Maintain neutral: Palm oil inventories continued rising for the third consecutive month, closing at 2.09 million tonnes, which incidentally is also the highest level since April 2013. On a more positive note, the zero export tax coupled with low palm oil prices helped exports, which may otherwise have had a more telling effect on the inventory build-up.
Meanwhile, September 2014’s average crude palm oil (CPO) price fell to RM2,089 per tonne from RM2,152 per tonne in August and was also relatively weaker compared to September 2013’s RM2,354 per tonne. CPO prices dipped to RM1,942 per tonne, the lowest level in five years before slowly recovering to the current level of RM2,204 per tonne. We maintain our full-year crude palm oil price assumption of RM2,450 per tonne and RM2,550 per tonne for 2014 and 2015 respectively.
Palm oil exports improved 13.3% month-on-month (m-o-m) and 1.2% year-on-year. Despite weaker m-o-m demand from Pakistan (-50.4%) and the United States (-26.4%), exports were driven by stronger demand from China (+5.1%), Europe (+5.6%), India (+22.5%) and other nations (+27%). Year-to-date, palm oil exports came down by 6%, mainly due to a strong decline of demand from China, Pakistan and the US.
The zero exports tax coupled with the upcoming Deepavali celebration has, however, encouraged stronger buying interest from India.

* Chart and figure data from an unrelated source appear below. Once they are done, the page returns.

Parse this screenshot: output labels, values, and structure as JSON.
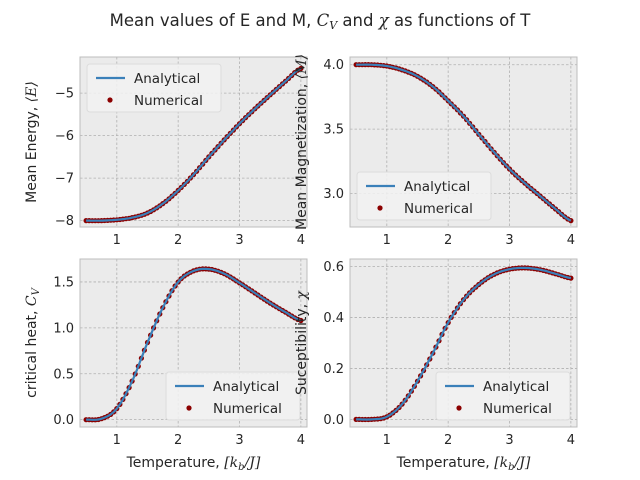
{
  "figure": {
    "title": "Mean values of E and M, C_V and χ as functions of T",
    "title_parts": {
      "a": "Mean values of E and M, ",
      "cv": "C",
      "cvsub": "V",
      "b": " and ",
      "chi": "χ",
      "c": " as functions of T"
    }
  },
  "colors": {
    "analytical": "#3a80b9",
    "numerical": "#8b0000",
    "axes_bg": "#ebebeb",
    "grid": "#b0b0b0",
    "spine": "#bcbcbc"
  },
  "legend": {
    "analytical": "Analytical",
    "numerical": "Numerical"
  },
  "chart_data": [
    {
      "type": "line",
      "ylabel": "Mean Energy, ⟨E⟩",
      "ylabel_parts": {
        "text": "Mean Energy, ",
        "math": "⟨E⟩"
      },
      "xlabel": "",
      "xlim": [
        0.4,
        4.1
      ],
      "ylim": [
        -8.15,
        -4.15
      ],
      "xticks": [
        1,
        2,
        3,
        4
      ],
      "yticks": [
        -8,
        -7,
        -6,
        -5
      ],
      "grid": true,
      "legend_loc": "upper left",
      "series": [
        {
          "name": "Analytical",
          "x": [
            0.5,
            0.75,
            1.0,
            1.25,
            1.5,
            1.75,
            2.0,
            2.25,
            2.5,
            2.75,
            3.0,
            3.25,
            3.5,
            3.75,
            4.0
          ],
          "y": [
            -8.0,
            -8.0,
            -7.98,
            -7.93,
            -7.82,
            -7.6,
            -7.29,
            -6.92,
            -6.5,
            -6.1,
            -5.72,
            -5.37,
            -5.04,
            -4.72,
            -4.42
          ]
        },
        {
          "name": "Numerical",
          "x": [
            0.5,
            0.75,
            1.0,
            1.25,
            1.5,
            1.75,
            2.0,
            2.25,
            2.5,
            2.75,
            3.0,
            3.25,
            3.5,
            3.75,
            4.0
          ],
          "y": [
            -8.0,
            -8.0,
            -7.98,
            -7.93,
            -7.82,
            -7.6,
            -7.29,
            -6.92,
            -6.5,
            -6.1,
            -5.72,
            -5.37,
            -5.04,
            -4.72,
            -4.42
          ]
        }
      ]
    },
    {
      "type": "line",
      "ylabel": "Mean Magnetization, ⟨M⟩",
      "ylabel_parts": {
        "text": "Mean Magnetization, ",
        "math": "⟨M⟩"
      },
      "xlabel": "",
      "xlim": [
        0.4,
        4.1
      ],
      "ylim": [
        2.74,
        4.06
      ],
      "xticks": [
        1,
        2,
        3,
        4
      ],
      "yticks": [
        3.0,
        3.5,
        4.0
      ],
      "grid": true,
      "legend_loc": "lower left",
      "series": [
        {
          "name": "Analytical",
          "x": [
            0.5,
            0.75,
            1.0,
            1.25,
            1.5,
            1.75,
            2.0,
            2.25,
            2.5,
            2.75,
            3.0,
            3.25,
            3.5,
            3.75,
            4.0
          ],
          "y": [
            4.0,
            4.0,
            3.99,
            3.96,
            3.91,
            3.83,
            3.72,
            3.6,
            3.46,
            3.32,
            3.19,
            3.08,
            2.98,
            2.88,
            2.79
          ]
        },
        {
          "name": "Numerical",
          "x": [
            0.5,
            0.75,
            1.0,
            1.25,
            1.5,
            1.75,
            2.0,
            2.25,
            2.5,
            2.75,
            3.0,
            3.25,
            3.5,
            3.75,
            4.0
          ],
          "y": [
            4.0,
            4.0,
            3.99,
            3.96,
            3.91,
            3.83,
            3.72,
            3.6,
            3.46,
            3.32,
            3.19,
            3.08,
            2.98,
            2.88,
            2.79
          ]
        }
      ]
    },
    {
      "type": "line",
      "ylabel": "critical heat, C_V",
      "ylabel_parts": {
        "text": "critical heat, ",
        "math": "C",
        "sub": "V"
      },
      "xlabel": "Temperature, [k_b/J]",
      "xlabel_parts": {
        "text": "Temperature, ",
        "math": "[k",
        "sub": "b",
        "math2": "/J]"
      },
      "xlim": [
        0.4,
        4.1
      ],
      "ylim": [
        -0.08,
        1.75
      ],
      "xticks": [
        1,
        2,
        3,
        4
      ],
      "yticks": [
        0.0,
        0.5,
        1.0,
        1.5
      ],
      "grid": true,
      "legend_loc": "lower right",
      "series": [
        {
          "name": "Analytical",
          "x": [
            0.5,
            0.75,
            1.0,
            1.25,
            1.5,
            1.75,
            2.0,
            2.25,
            2.5,
            2.75,
            3.0,
            3.25,
            3.5,
            3.75,
            4.0
          ],
          "y": [
            0.0,
            0.01,
            0.12,
            0.42,
            0.84,
            1.22,
            1.5,
            1.62,
            1.64,
            1.59,
            1.49,
            1.38,
            1.27,
            1.17,
            1.08
          ]
        },
        {
          "name": "Numerical",
          "x": [
            0.5,
            0.75,
            1.0,
            1.25,
            1.5,
            1.75,
            2.0,
            2.25,
            2.5,
            2.75,
            3.0,
            3.25,
            3.5,
            3.75,
            4.0
          ],
          "y": [
            0.0,
            0.01,
            0.12,
            0.42,
            0.84,
            1.22,
            1.5,
            1.62,
            1.64,
            1.59,
            1.49,
            1.38,
            1.27,
            1.17,
            1.08
          ]
        }
      ]
    },
    {
      "type": "line",
      "ylabel": "Suceptibility, χ",
      "ylabel_parts": {
        "text": "Suceptibility, ",
        "math": "χ"
      },
      "xlabel": "Temperature, [k_b/J]",
      "xlabel_parts": {
        "text": "Temperature, ",
        "math": "[k",
        "sub": "b",
        "math2": "/J]"
      },
      "xlim": [
        0.4,
        4.1
      ],
      "ylim": [
        -0.03,
        0.63
      ],
      "xticks": [
        1,
        2,
        3,
        4
      ],
      "yticks": [
        0.0,
        0.2,
        0.4,
        0.6
      ],
      "grid": true,
      "legend_loc": "lower right",
      "series": [
        {
          "name": "Analytical",
          "x": [
            0.5,
            0.75,
            1.0,
            1.25,
            1.5,
            1.75,
            2.0,
            2.25,
            2.5,
            2.75,
            3.0,
            3.25,
            3.5,
            3.75,
            4.0
          ],
          "y": [
            0.0,
            0.0,
            0.01,
            0.06,
            0.15,
            0.26,
            0.38,
            0.47,
            0.53,
            0.57,
            0.59,
            0.595,
            0.588,
            0.572,
            0.555
          ]
        },
        {
          "name": "Numerical",
          "x": [
            0.5,
            0.75,
            1.0,
            1.25,
            1.5,
            1.75,
            2.0,
            2.25,
            2.5,
            2.75,
            3.0,
            3.25,
            3.5,
            3.75,
            4.0
          ],
          "y": [
            0.0,
            0.0,
            0.01,
            0.06,
            0.15,
            0.26,
            0.38,
            0.47,
            0.53,
            0.57,
            0.59,
            0.595,
            0.588,
            0.572,
            0.555
          ]
        }
      ]
    }
  ]
}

Imports may slow in coming months though, because of the congestion at ports and rising stockpiles, which probably reached two million tonnes at the end of September.
Monthly CPO production in Peninsular Malaysia and East Malaysia was down 9.1% and 3.7% respectively. Overall, Malaysia’s production dropped 6.6% to 1.89 million tonnes while fresh fruit bunch (FFB) yield averaged at 1.82 tonners per hectare compared to 1.94 tonnes per hectare in August. We expect production to remain high for the next two months.
According to independent market surveyor Intertek, the first 10 days of October saw a drop of 19% in exports compared to the same period in September.
We prefer Genting Plantations and Ta Ann given their strong FFB production in the coming years, which will boost their earnings significantly. Sime Darby, which has remained a laggard amongst the plantation players, is expected to be in the spotlight driven by a series of potential corporate exercises.
— PublicInvest Research, Oct 13
This article first appeared in The Edge Financial Daily, on October 14, 2014.